The AI race between the world’s powerful tech companies is heating up

harman kardon

At this year’s Google I/O developer conference keynote, AI took center stage.

The company announced a new Google.ai division and site that will focus on research and applications for artificial intelligence, deep learning and the tools necessary to power this technological revolution.

Part of Google’s push for AI also included announcing that Tensor Processing Units (TPUs) are now available for any developer to use via the Google Compute Engine. TPUs are used by the company to train machine learning models, which give the ability to learn without being explicitly programmed.

“We want it to be possible for hundreds of thousands of developers to use machine learning,” said Pichai.

Referencing the dreams-within-dreams in Inception, Pichai also announced that Google will be using its neural nets to build other neural nets with AutoML (automatic machine learning).

The announcements didn’t stop there, either. Assistant was prevalent in almost all aspects of I/O, from Google Assistant enhancements to a pared-down version of its TensorFlow open source library of software for machine learning, TensorFlow Lite, for use by mobile devices.

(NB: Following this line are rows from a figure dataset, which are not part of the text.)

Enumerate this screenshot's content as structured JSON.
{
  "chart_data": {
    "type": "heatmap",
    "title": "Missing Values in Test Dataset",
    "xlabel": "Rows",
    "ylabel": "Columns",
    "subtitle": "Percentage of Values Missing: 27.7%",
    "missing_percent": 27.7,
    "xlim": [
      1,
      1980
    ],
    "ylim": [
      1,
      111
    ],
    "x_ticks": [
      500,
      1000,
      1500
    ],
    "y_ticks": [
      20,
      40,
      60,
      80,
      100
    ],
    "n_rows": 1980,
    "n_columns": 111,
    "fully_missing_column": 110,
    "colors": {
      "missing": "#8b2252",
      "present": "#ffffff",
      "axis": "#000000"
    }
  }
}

Microsoft reinforces the importance of AI

Just a week prior, at the Microsoft Build developer conference, there was a similar focus on artificial intelligence with announcements pertaining to the company’s Cortana AI and Microsoft Graph, which pulls together information about a user from a variety of different Microsoft services, generating insights based on their activity.

For example, if you’re working on a project about say, rabbits, the Microsoft Graph could generate the insight that you might want to speak with another person at your company who published several papers on rabbits in the past.

Microsoft

At the Build conference, Microsoft announced that devices are now becoming an integral part of Microsoft Graph (enabling more cross-platform intelligence), HP and Intel are partnering on future Cortana devices and the public debut of the Cortana Skills Kit, a move towards building up the thousands of skills Amazon’s Alexa users already enjoy.

In addition, Microsoft made its position known on chatbots, a technology that saw a lot of hype last year but has since amounted to little. According to the company, those bots aren’t dead yet.

Chatbots are more alive than ever, according to Microsoft

In fact, Lili Cheng, manager of Future Social Experiences (FUSE) Labs at Microsoft, says chatbots and text-based AI in general is already well on its way to taking over our digital world, even if we don’t realize it yet.

“Language understanding is happening but it may be happening so ubiquitously that you don’t realize it’s happening,” Cheng said in an interview with MobileSyrup, referring specifically to things like keyboard and search prompts.

“If it’s not there you just think it’s the worst search ever,” Cheng pointed out.

Cheng pointed to several things that she believes will significantly improve the experience of chatbots and AI in general. The development of standards and norms, in particular, Cheng thinks is important to a user’s enjoyment of the chatbot experience. Users want to feel comfortable in a conversation like they do on a webpage. There should be certain actions that they always know they can perform — like refreshing a page or hitting the back button, to continue the web page analogy.

She also noted it’s important that chatbots and AI have a cross-platform focus and that they conform closely to the format, meaning if you’re speaking to an AI, it should speak back, not provide you with visuals and if you’re messaging an AI, it should turn up text and visuals without speaking.

Cheng says the value of AI lies in simplification of the crowded digital landscape that constantly bombards us with information.

“I think so much of software makes you feel overwhelmed and busy,” says Cheng, “If this assistant and the AI make you feel like you can let some of that go, that’s great.”

Overall, Cheng echoes the sentiment of her company and competitors like Google when she says, “We’ve really found that when you start thinking about AI, it impacts everything.”

Now that Google and Microsoft have made their positions clear when it comes to the race towards AI dominance, it’ll be interesting to see how Amazon and Apple retaliate. With Apple’s WWDC developer conference coming up in early June, we likely won’t have to wait too much longer to see what Apple has in store for its AI assistant Siri.